Alas, she didn't want to stand there like a lost duckling, she sprinted between two of maybe five school buses to reach the other side of the road, earning a frustrated honk from a car driving in the left lane.
"What a feisty little thing-ah," he observed aloud, smacking his lips together. He let a minuscule giggle escape from his crimson-scarred mouth.
A streak of red and blue flashed past the yellow school buses. Cop cars. Boy, were they late.
After she had crossed the line of yellow school buses, she had headed straight to The Gotham Times. Her reason for this was pristinely for apperception and fame for imperilling her life to film mob members purloining a bank, but all she received was a disappointment. Yeah, I almost died doing this, what have they done? Those bastards at The Gotham Times sent her video to news channels and printed their newspapers with her (clear) pictures. Hardly any credit whatsoever went to Julie for her strenuous exertion. In tiny writing at the bottom of the newspaper's page, it wrote: 'Photos captured by a pedestrian'. Bastards.
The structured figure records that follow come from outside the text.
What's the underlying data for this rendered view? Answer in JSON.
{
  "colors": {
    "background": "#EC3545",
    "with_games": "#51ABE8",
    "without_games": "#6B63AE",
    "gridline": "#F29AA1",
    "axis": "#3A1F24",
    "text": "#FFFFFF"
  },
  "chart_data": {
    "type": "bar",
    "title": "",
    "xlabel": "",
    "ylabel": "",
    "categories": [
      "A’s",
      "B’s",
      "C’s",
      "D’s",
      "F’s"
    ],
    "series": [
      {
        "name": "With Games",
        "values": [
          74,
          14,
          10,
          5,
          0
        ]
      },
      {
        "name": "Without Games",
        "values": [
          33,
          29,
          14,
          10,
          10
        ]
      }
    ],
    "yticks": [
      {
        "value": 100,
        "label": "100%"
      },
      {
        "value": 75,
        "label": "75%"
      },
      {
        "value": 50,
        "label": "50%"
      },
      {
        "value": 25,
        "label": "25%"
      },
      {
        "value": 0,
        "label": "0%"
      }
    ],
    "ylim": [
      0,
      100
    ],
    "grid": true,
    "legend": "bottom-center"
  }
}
When her hissy fit ceased, she caught the next bus home, mumbled a "hey, mum," and turned on the TV. The first channel that showed on the screen was the news channel GCN. She sighed in annoyance when the news reporter said a few words.
"The video shown was caught by a civilian. The images are disturbing."
Watching it on a TV screen instead of a diminutive, low-quality square looked a lot preponderant.
At least she knew who the masked man was. The 'Joker', they called him. Did he not have a name?